Tourism Fund Raided, Decimated

If you operate a business that relies on visitors, you might have an issue with the Haines Borough.

It’s been robbing you.

Let’s start with a bit of history. Since October 1987 when it was approved by City of Haines voters, 1 percent of municipal sales tax has been dedicated to “tourism development and promotion.” The money was intended to be spent bringing visitors to town and for improvements like flowers and signage that would make the town more attractive to them.

There have been changes.

When it was approved in 1987, the new 1 percent “tourism tax” was expected to bring in $144,000 per year. Last year, the tax brought in $628,000.

Also, after government consolidation in 2002, voters expanded use of the 1 percent tax to include “economic development,” though fatefully those two words were never defined in code. As everyone knows, a lot can happen inside the loopholes created by vague wording.

Last year, borough staff – with assembly approval – took $400,000 in tourism and economic development money and used it to pay for Fort Seward road improvements, on the stretched logic that roads also provide economic development.

That of sleight of hand wasn’t the first.

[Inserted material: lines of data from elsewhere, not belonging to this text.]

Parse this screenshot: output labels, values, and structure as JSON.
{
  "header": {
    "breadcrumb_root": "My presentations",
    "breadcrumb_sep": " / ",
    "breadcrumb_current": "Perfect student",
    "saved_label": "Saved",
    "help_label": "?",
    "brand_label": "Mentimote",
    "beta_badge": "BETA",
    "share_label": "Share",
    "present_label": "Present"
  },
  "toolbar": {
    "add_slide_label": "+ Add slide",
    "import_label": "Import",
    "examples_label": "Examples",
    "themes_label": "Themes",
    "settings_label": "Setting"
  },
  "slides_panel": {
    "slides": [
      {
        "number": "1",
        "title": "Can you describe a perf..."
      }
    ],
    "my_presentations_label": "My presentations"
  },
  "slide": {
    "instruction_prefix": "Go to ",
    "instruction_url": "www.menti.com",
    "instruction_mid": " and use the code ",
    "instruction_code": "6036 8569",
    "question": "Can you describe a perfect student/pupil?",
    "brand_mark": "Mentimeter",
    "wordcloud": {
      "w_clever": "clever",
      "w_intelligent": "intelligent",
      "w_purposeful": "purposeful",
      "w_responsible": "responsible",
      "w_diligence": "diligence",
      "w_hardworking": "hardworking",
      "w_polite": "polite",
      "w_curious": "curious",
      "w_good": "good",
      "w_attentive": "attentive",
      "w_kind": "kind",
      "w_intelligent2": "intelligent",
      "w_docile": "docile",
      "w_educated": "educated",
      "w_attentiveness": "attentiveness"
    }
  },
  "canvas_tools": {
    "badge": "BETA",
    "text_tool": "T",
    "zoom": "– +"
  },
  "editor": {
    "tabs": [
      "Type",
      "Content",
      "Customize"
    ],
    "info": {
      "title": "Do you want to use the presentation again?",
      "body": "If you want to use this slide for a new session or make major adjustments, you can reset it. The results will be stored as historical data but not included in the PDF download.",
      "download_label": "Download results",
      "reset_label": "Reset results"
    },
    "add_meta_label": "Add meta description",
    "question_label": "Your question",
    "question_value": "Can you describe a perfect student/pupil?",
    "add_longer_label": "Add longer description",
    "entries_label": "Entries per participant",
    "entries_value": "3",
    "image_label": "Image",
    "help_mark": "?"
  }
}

The borough previously took money from tourism and economic development to clean out the fuel tanks at the small boat harbor, an expense that clearly should have come from the harbor enterprise fund.

Economic development funds also have been used in recent years to pay borough manager salaries on the apparently elastic logic that managers spend part of their time on economic development. It’s clear that as the borough’s need for money grows, so will its definition of “economic development.”

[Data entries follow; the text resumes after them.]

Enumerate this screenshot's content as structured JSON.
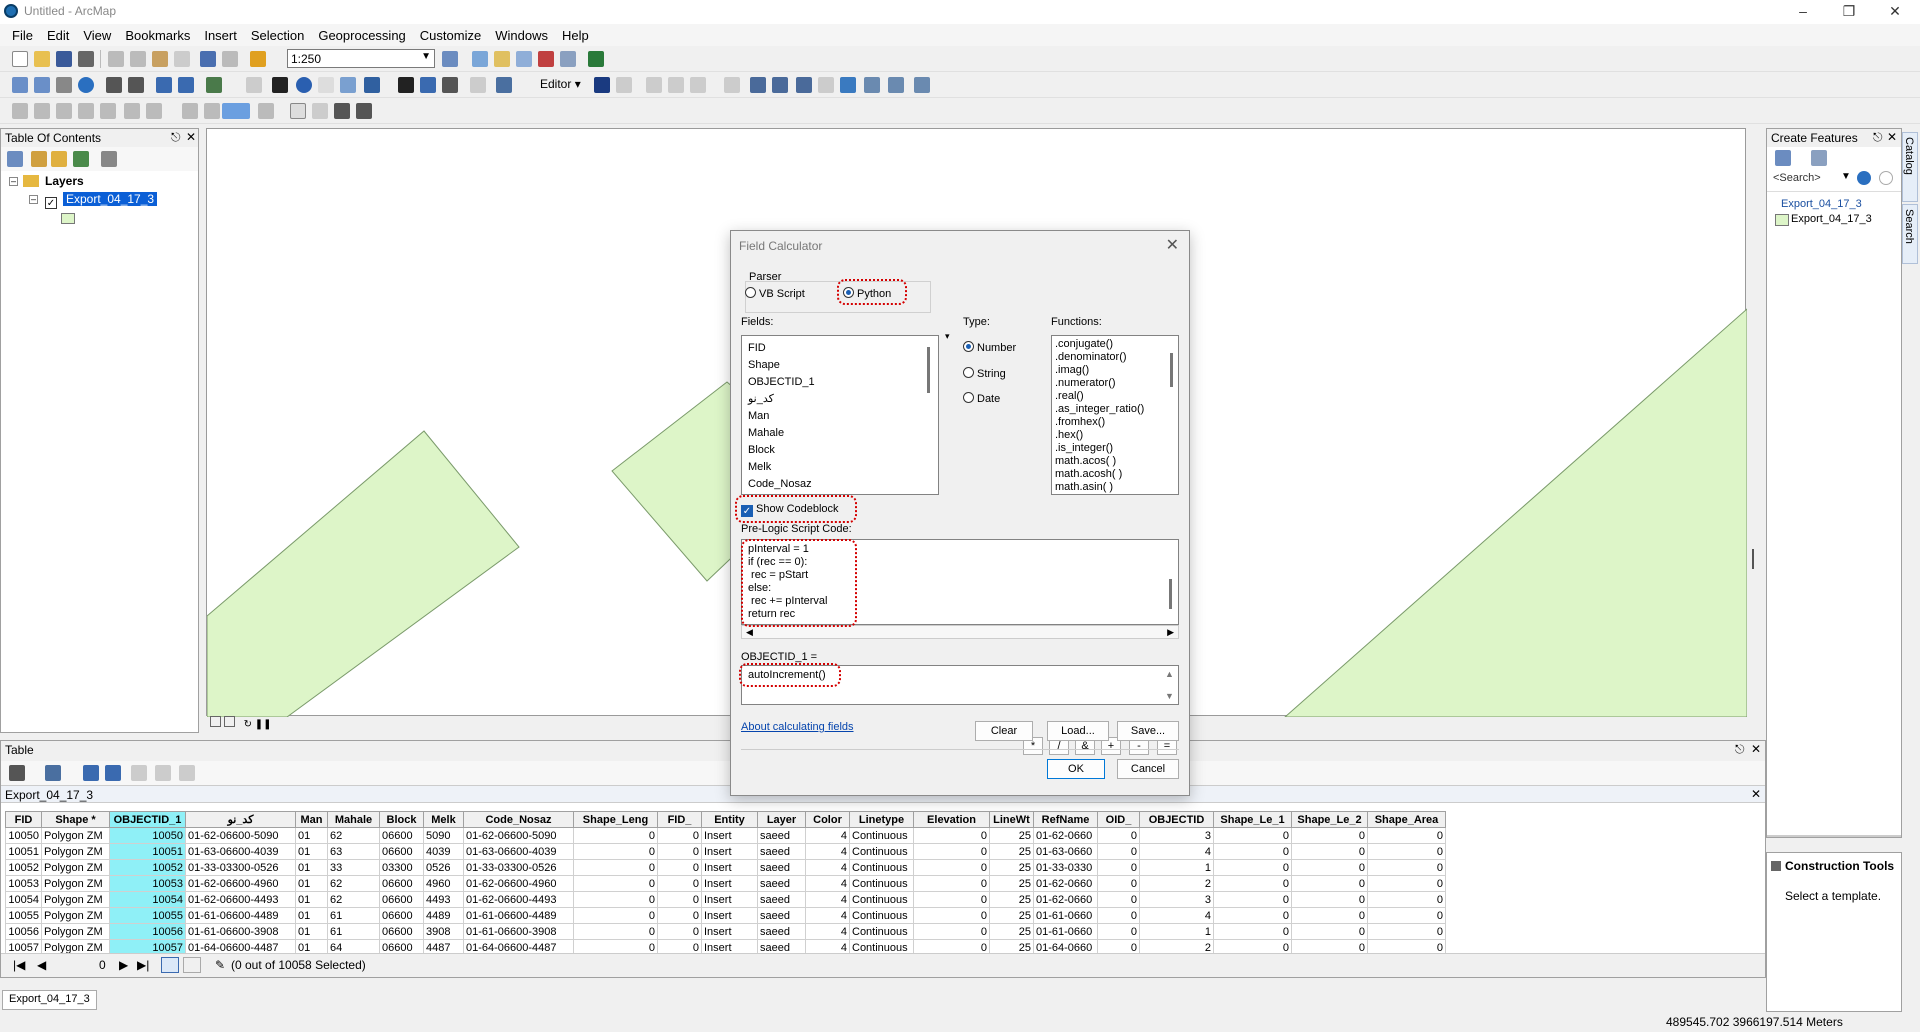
{
  "window": {
    "title": "Untitled - ArcMap"
  },
  "menu": [
    "File",
    "Edit",
    "View",
    "Bookmarks",
    "Insert",
    "Selection",
    "Geoprocessing",
    "Customize",
    "Windows",
    "Help"
  ],
  "toolbar": {
    "scale": "1:250",
    "editor_label": "Editor"
  },
  "toc": {
    "title": "Table Of Contents",
    "root": "Layers",
    "layer": "Export_04_17_3"
  },
  "create_features": {
    "title": "Create Features",
    "search_placeholder": "<Search>",
    "group": "Export_04_17_3",
    "item": "Export_04_17_3",
    "side_tabs": [
      "Catalog",
      "Search"
    ]
  },
  "construction_tools": {
    "title": "Construction Tools",
    "hint": "Select a template."
  },
  "dialog": {
    "title": "Field Calculator",
    "parser_label": "Parser",
    "parser_vb": "VB Script",
    "parser_python": "Python",
    "fields_label": "Fields:",
    "fields": [
      "FID",
      "Shape",
      "OBJECTID_1",
      "کد_نو",
      "Man",
      "Mahale",
      "Block",
      "Melk",
      "Code_Nosaz"
    ],
    "type_label": "Type:",
    "types": [
      "Number",
      "String",
      "Date"
    ],
    "functions_label": "Functions:",
    "functions": [
      ".conjugate()",
      ".denominator()",
      ".imag()",
      ".numerator()",
      ".real()",
      ".as_integer_ratio()",
      ".fromhex()",
      ".hex()",
      ".is_integer()",
      "math.acos( )",
      "math.acosh( )",
      "math.asin( )"
    ],
    "show_codeblock": "Show Codeblock",
    "operators": [
      "*",
      "/",
      "&",
      "+",
      "-",
      "="
    ],
    "codeblock_label": "Pre-Logic Script Code:",
    "codeblock_lines": [
      "pInterval = 1",
      "if (rec == 0):",
      " rec = pStart",
      "else:",
      " rec += pInterval",
      "return rec"
    ],
    "expression_label": "OBJECTID_1 =",
    "expression": "autoIncrement()",
    "about_link": "About calculating fields",
    "buttons": {
      "clear": "Clear",
      "load": "Load...",
      "save": "Save...",
      "ok": "OK",
      "cancel": "Cancel"
    }
  },
  "table": {
    "window_title": "Table",
    "name": "Export_04_17_3",
    "columns": [
      "FID",
      "Shape *",
      "OBJECTID_1",
      "کد_نو",
      "Man",
      "Mahale",
      "Block",
      "Melk",
      "Code_Nosaz",
      "Shape_Leng",
      "FID_",
      "Entity",
      "Layer",
      "Color",
      "Linetype",
      "Elevation",
      "LineWt",
      "RefName",
      "OID_",
      "OBJECTID",
      "Shape_Le_1",
      "Shape_Le_2",
      "Shape_Area"
    ],
    "rows": [
      [
        "10050",
        "Polygon ZM",
        "10050",
        "01-62-06600-5090",
        "01",
        "62",
        "06600",
        "5090",
        "01-62-06600-5090",
        "0",
        "0",
        "Insert",
        "saeed",
        "4",
        "Continuous",
        "0",
        "25",
        "01-62-0660",
        "0",
        "3",
        "0",
        "0",
        "0"
      ],
      [
        "10051",
        "Polygon ZM",
        "10051",
        "01-63-06600-4039",
        "01",
        "63",
        "06600",
        "4039",
        "01-63-06600-4039",
        "0",
        "0",
        "Insert",
        "saeed",
        "4",
        "Continuous",
        "0",
        "25",
        "01-63-0660",
        "0",
        "4",
        "0",
        "0",
        "0"
      ],
      [
        "10052",
        "Polygon ZM",
        "10052",
        "01-33-03300-0526",
        "01",
        "33",
        "03300",
        "0526",
        "01-33-03300-0526",
        "0",
        "0",
        "Insert",
        "saeed",
        "4",
        "Continuous",
        "0",
        "25",
        "01-33-0330",
        "0",
        "1",
        "0",
        "0",
        "0"
      ],
      [
        "10053",
        "Polygon ZM",
        "10053",
        "01-62-06600-4960",
        "01",
        "62",
        "06600",
        "4960",
        "01-62-06600-4960",
        "0",
        "0",
        "Insert",
        "saeed",
        "4",
        "Continuous",
        "0",
        "25",
        "01-62-0660",
        "0",
        "2",
        "0",
        "0",
        "0"
      ],
      [
        "10054",
        "Polygon ZM",
        "10054",
        "01-62-06600-4493",
        "01",
        "62",
        "06600",
        "4493",
        "01-62-06600-4493",
        "0",
        "0",
        "Insert",
        "saeed",
        "4",
        "Continuous",
        "0",
        "25",
        "01-62-0660",
        "0",
        "3",
        "0",
        "0",
        "0"
      ],
      [
        "10055",
        "Polygon ZM",
        "10055",
        "01-61-06600-4489",
        "01",
        "61",
        "06600",
        "4489",
        "01-61-06600-4489",
        "0",
        "0",
        "Insert",
        "saeed",
        "4",
        "Continuous",
        "0",
        "25",
        "01-61-0660",
        "0",
        "4",
        "0",
        "0",
        "0"
      ],
      [
        "10056",
        "Polygon ZM",
        "10056",
        "01-61-06600-3908",
        "01",
        "61",
        "06600",
        "3908",
        "01-61-06600-3908",
        "0",
        "0",
        "Insert",
        "saeed",
        "4",
        "Continuous",
        "0",
        "25",
        "01-61-0660",
        "0",
        "1",
        "0",
        "0",
        "0"
      ],
      [
        "10057",
        "Polygon ZM",
        "10057",
        "01-64-06600-4487",
        "01",
        "64",
        "06600",
        "4487",
        "01-64-06600-4487",
        "0",
        "0",
        "Insert",
        "saeed",
        "4",
        "Continuous",
        "0",
        "25",
        "01-64-0660",
        "0",
        "2",
        "0",
        "0",
        "0"
      ]
    ],
    "record_index": "0",
    "selection_status": "(0 out of 10058 Selected)",
    "tab": "Export_04_17_3"
  },
  "status": {
    "coordinates": "489545.702  3966197.514 Meters"
  },
  "colors": {
    "polygon_fill": "#ddf5c8",
    "selected_column": "#8ff0f7",
    "highlight": "#d40000"
  }
}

The net result will be less money spent on tourism development and promotion.

Here’s the rub.

While the total amount of money brought in by the 1 percent tax has grown significantly, the amount spent on tourism has been frozen, or reduced. In addition, the percentage of the tourism budget spent on actual promotion, that is, advertising, has declined to 20 percent or just one fifth of total spending.

In the past 32 years, as tourism directors have added department staff and other extras, real dollars available for advertising have decreased as a percentage of the budget.

In the past year, the borough allocated to its tourism department just $353,000 of the 1 percent total funds of $628,000. Of the $353,000, the department budgeted only $72,000 for advertising to bring people to town, the department’s main function.

It’s important to remember that of the $628,000 raised for tourism promotion and economic development, about $90,000 goes to the Haines Economic Development Corporation, the borough-created effort to stimulate the local economy. That’s the “economic development” part of the 1 percent for tourism promotion and economic development.

Subtract $90,000 from $628,000 and you get $538,000, which is roughly the amount that should go toward promoting Haines each year.

Subtract the $353,000 annually spent on tourism from the $538,000 amount that should be being spent, and find the amount that your local tourism business is being shortchanged each year in promotion– roughly $190,000’s worth. In addition, the amount of the total $538,000 going toward advertising should probably be a lot more than $72,000.

That is, if you think the tax should be going primarily to attract visitors to town and to your business.